For the past decade, tuition at the state's nine college and universities has risen faster than inflation. But a proposal now before the State Board of Regents would limit the year-to-year changes in tuition increases.The regents will consider the proposal on July 27.

It will be the regents' second try at establishing a tuition policy. The first proposal, presented to the regents last fall, was scrapped after it was opposed by former Weber State College President Stephen Nadauld.

The drive to formulate a tuition policy was born in negotiations with students angry over the 1989-90 tuition hike. Students complained that they couldn't predict tuition increases from year to year. One student leader charged that the tuition numbers were "intangible and came out of the blue."

The new plan would tie tuition at each institution to a target level based on a percentage of the full cost of instruction and the tuition of comparable state colleges and universities.

But because of a wide difference in the tuition being paid at the Utah schools and elsewhere, the move to the target levels would have to be phased in, perhaps over six to eight years, said C. Gail Norris, associate commissioner of higher education for finance.

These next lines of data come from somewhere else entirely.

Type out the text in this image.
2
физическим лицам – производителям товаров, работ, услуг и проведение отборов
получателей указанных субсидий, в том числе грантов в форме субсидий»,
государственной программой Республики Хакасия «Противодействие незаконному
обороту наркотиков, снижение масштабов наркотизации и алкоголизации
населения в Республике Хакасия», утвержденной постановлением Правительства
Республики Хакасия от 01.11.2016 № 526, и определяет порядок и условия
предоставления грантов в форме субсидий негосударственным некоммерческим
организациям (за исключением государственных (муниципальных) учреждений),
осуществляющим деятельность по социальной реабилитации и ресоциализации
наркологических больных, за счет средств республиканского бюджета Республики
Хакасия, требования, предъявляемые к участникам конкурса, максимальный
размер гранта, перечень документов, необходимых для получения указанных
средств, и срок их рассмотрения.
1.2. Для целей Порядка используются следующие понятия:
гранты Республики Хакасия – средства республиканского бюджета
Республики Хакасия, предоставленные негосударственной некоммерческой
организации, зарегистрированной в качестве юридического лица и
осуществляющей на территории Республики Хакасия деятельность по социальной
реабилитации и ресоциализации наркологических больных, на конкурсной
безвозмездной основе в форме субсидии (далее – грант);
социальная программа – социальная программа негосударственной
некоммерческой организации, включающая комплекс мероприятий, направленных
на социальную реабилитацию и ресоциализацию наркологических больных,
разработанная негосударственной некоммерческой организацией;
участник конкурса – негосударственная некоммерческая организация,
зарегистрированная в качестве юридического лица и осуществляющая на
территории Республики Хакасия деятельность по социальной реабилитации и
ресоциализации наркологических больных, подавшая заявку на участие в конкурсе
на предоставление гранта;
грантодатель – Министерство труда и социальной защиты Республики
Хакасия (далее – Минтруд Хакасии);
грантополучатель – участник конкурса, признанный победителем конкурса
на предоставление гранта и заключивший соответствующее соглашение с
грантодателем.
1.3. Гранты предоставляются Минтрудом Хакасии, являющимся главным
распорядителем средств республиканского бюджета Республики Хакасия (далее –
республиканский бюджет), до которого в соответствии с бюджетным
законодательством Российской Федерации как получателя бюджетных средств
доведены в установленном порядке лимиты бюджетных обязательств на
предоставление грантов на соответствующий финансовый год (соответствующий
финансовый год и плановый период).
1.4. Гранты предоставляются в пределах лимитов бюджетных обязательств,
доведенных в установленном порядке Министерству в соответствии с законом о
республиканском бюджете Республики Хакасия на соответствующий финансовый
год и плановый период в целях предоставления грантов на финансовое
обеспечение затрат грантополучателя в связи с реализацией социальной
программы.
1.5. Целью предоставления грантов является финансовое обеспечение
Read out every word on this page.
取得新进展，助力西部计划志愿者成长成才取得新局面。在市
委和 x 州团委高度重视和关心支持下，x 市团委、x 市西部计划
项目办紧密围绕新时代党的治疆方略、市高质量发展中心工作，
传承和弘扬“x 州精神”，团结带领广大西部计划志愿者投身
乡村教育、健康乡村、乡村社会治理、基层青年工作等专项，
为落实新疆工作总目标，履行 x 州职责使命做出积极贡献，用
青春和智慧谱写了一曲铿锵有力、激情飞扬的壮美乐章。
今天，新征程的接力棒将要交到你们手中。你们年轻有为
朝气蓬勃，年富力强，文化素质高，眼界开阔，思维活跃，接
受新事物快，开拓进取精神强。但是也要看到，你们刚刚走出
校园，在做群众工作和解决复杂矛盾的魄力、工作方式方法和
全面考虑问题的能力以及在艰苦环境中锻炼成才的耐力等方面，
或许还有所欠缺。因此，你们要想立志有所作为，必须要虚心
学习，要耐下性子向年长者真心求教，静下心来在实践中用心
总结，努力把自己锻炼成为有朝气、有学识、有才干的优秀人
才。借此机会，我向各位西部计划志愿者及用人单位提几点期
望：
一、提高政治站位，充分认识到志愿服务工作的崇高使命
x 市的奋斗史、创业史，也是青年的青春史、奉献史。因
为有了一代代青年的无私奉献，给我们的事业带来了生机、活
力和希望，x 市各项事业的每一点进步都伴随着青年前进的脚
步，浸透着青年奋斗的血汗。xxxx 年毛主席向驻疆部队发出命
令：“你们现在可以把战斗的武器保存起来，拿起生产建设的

To phase in the plan, the annual increases in tuition could not be raised more than the increase in the Consumer Price Index, plus or minus one percent, depending on if the school was above or below its calculated target level, Norris said.

It would work like this:

If the CPI was 5 percent, then the tuition at the four-year schools would increase 6 percent because their tuition is generally below the calculated target levels.

At the community colleges, the tuition increases would be 4 percent because their tuition is generally above calculated target levels.

There would be two exceptions. Dixie College and Salt Lake Community College have tuition rates that are more out of line with the target levels, so their tuition would only increase 3 percent if the CPI were 5 percent.

"In a way, it would present parents and students with a reasonable consistency in tuition except in unusually bad or good economic years in the state," said Norris.

The plan has an escape clause for the unusually bad economic years. The regents could ignore the tuition policy in years when the state faces financial emergencies, such as when Gov. Norm Bangerter ordered state departments, including higher education, to cut their budgets by 6 percent.

In such years, the regents would have a free hand in raising tuition.